Cornhusk fibres have properties between cotton and linen. It is seen from Table 1 that the strength of cornhusk fibres is between cotton and linen but the elongation of the fibres is much higher than cotton. The lower strength and higher elongation is largely due to the lower crystallinity and poor orientation of the fibres. Moisture regain of cornhusk fibres is about 9 % at standard testing conditions. The higher moisture regain of the fibres is again largely due to the higher amorphous regions in the fibres.

Cornhusk fibres have a lower modulus than linen and jute and will therefore be softer and more flexible. However, the higher work of rupture of corn fibres means that the fibres can withstand higher loads and will be more durable than cotton, linen or jute. The exceptional properties of moderate strength, high elongation and toughness will make products made from con fibres to have unique properties.

Cornhusk fibres were blended with cotton and polyester and processed on the ring and rotor spinning machines. Cornhusk fibres were blended with cotton in the ratio of 35:65 (corn: cotton) and processed on the open end spinning machine to produce 30 and 84 tex yarns. Cornhusk fibres were also blended with cotton in the ratio of 50:50, 30:70 and 20:80 (corn: cotton) to be processed on the ring frame. 30, 38 and 50 tex yarns were made using these blends. In addition, cornhusk fibres were blended with polyester (35: 65, corn: polyester) and processed on the ring frame to produce a 23 tex yarn. Control yarns of the same size were made from 100 % cotton and 35:65 cotton: polyester blend to evaluate the properties of the corn blended yarns. The strength and elongation of the corn blended yarns are comparable to the control yarns.

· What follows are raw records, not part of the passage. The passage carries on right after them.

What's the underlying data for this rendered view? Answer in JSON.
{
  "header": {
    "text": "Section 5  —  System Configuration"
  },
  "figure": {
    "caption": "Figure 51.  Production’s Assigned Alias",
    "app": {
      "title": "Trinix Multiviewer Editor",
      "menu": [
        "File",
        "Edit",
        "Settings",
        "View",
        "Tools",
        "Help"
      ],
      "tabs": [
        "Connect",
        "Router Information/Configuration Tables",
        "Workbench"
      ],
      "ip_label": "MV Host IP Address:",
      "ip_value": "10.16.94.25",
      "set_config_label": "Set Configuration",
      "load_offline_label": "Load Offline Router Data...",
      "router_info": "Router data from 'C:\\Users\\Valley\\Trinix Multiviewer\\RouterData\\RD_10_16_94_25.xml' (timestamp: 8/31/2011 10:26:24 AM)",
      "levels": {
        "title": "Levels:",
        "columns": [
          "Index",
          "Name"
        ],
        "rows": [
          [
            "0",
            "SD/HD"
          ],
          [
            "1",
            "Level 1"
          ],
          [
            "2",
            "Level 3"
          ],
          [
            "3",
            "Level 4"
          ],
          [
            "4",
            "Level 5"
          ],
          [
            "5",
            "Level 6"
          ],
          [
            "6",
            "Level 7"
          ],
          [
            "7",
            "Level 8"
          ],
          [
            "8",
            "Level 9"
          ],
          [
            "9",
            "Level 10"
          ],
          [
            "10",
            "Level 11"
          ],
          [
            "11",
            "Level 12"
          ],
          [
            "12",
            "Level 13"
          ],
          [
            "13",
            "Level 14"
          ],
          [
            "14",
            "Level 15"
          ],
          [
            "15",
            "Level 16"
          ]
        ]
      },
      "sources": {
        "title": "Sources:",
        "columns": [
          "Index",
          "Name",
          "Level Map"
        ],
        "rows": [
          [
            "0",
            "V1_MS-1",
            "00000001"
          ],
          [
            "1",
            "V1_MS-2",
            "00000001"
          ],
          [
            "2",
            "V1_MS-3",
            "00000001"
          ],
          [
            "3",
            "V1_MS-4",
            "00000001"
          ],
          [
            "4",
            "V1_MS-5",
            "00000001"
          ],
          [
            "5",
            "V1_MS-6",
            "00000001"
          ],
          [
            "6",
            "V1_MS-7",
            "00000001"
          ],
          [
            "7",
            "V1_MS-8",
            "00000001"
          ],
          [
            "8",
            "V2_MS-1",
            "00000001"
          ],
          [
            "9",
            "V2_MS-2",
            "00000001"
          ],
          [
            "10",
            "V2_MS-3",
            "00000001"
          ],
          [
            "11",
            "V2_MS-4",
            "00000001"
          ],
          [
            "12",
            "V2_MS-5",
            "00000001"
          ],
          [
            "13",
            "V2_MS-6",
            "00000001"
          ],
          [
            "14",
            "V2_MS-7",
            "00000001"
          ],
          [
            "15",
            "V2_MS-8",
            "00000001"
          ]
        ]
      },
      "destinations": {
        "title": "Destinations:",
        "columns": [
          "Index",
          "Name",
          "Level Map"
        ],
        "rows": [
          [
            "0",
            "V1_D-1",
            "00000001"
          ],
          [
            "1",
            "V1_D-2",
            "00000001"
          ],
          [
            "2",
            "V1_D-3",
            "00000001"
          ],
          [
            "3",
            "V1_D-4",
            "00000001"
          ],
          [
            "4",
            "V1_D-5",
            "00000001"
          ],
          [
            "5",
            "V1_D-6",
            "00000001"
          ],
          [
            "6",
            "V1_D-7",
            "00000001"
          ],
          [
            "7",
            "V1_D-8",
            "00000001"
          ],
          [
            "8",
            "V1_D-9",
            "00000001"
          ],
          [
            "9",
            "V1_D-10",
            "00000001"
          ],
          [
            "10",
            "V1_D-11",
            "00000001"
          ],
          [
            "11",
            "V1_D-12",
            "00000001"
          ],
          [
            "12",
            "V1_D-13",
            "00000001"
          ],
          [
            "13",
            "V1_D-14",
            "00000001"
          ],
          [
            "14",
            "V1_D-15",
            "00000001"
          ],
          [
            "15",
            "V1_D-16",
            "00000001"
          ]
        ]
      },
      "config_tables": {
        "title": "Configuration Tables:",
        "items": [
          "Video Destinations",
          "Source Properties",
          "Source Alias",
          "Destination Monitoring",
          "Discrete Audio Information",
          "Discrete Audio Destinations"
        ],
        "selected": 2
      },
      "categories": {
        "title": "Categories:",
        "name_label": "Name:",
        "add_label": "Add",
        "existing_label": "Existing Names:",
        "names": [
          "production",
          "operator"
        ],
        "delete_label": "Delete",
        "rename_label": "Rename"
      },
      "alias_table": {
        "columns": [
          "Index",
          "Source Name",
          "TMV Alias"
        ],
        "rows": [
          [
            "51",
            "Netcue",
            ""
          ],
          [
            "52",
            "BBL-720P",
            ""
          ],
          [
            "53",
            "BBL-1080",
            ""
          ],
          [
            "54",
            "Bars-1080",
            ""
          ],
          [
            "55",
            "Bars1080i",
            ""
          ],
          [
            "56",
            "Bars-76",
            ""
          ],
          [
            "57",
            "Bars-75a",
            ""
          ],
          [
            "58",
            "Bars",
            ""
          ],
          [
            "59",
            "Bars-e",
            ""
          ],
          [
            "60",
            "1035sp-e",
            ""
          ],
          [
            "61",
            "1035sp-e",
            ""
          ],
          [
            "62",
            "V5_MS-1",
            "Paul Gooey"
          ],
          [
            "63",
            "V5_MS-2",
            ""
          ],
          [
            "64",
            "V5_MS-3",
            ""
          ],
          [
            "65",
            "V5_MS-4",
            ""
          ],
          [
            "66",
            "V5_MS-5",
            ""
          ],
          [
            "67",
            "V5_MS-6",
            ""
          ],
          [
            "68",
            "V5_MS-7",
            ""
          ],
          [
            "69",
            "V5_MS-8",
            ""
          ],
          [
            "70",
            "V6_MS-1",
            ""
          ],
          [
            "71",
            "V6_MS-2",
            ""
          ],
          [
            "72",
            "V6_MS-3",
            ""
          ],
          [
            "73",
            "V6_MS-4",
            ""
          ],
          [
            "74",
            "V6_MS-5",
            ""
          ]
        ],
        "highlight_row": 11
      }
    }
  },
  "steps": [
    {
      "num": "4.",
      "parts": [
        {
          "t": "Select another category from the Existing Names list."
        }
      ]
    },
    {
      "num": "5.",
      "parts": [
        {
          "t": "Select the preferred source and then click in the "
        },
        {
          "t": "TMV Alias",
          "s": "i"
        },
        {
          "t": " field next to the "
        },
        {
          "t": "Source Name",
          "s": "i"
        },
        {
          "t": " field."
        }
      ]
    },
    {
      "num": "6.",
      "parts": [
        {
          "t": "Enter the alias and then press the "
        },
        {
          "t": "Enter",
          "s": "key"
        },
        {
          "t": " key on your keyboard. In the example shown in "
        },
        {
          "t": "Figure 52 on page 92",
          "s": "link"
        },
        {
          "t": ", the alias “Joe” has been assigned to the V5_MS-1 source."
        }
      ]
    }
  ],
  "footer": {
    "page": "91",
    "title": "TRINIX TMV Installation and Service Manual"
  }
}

The yarns produced are suitable for apparel and other textile applications.

The yarns made from 35% corn and 65% cotton blend was knitted into a garment. This garment was dyed using reactive red color. Studies on the dyeing behavior of corn fibres using direct, reactive, vat and sulfur dyes show that corn fibres have dyeability similar to cotton.

Based on the annual world production of corn, about 45 million tons of cornhusks are available every year. More than 9 million tons of natural cellulose fibres suitable for textile applications can be extracted from the cornhusks available every year. This makes cornhusk fibres second only to cotton in terms of availability of natural cellulose fibres.

Cornhusk fibres can be produced using common chemicals and the cost of producing corn fibres would be very competitive to prevailing cotton prices. Corn fibre technology is available for technology transfer to the textile industry from the University of Nebraska-Lincoln.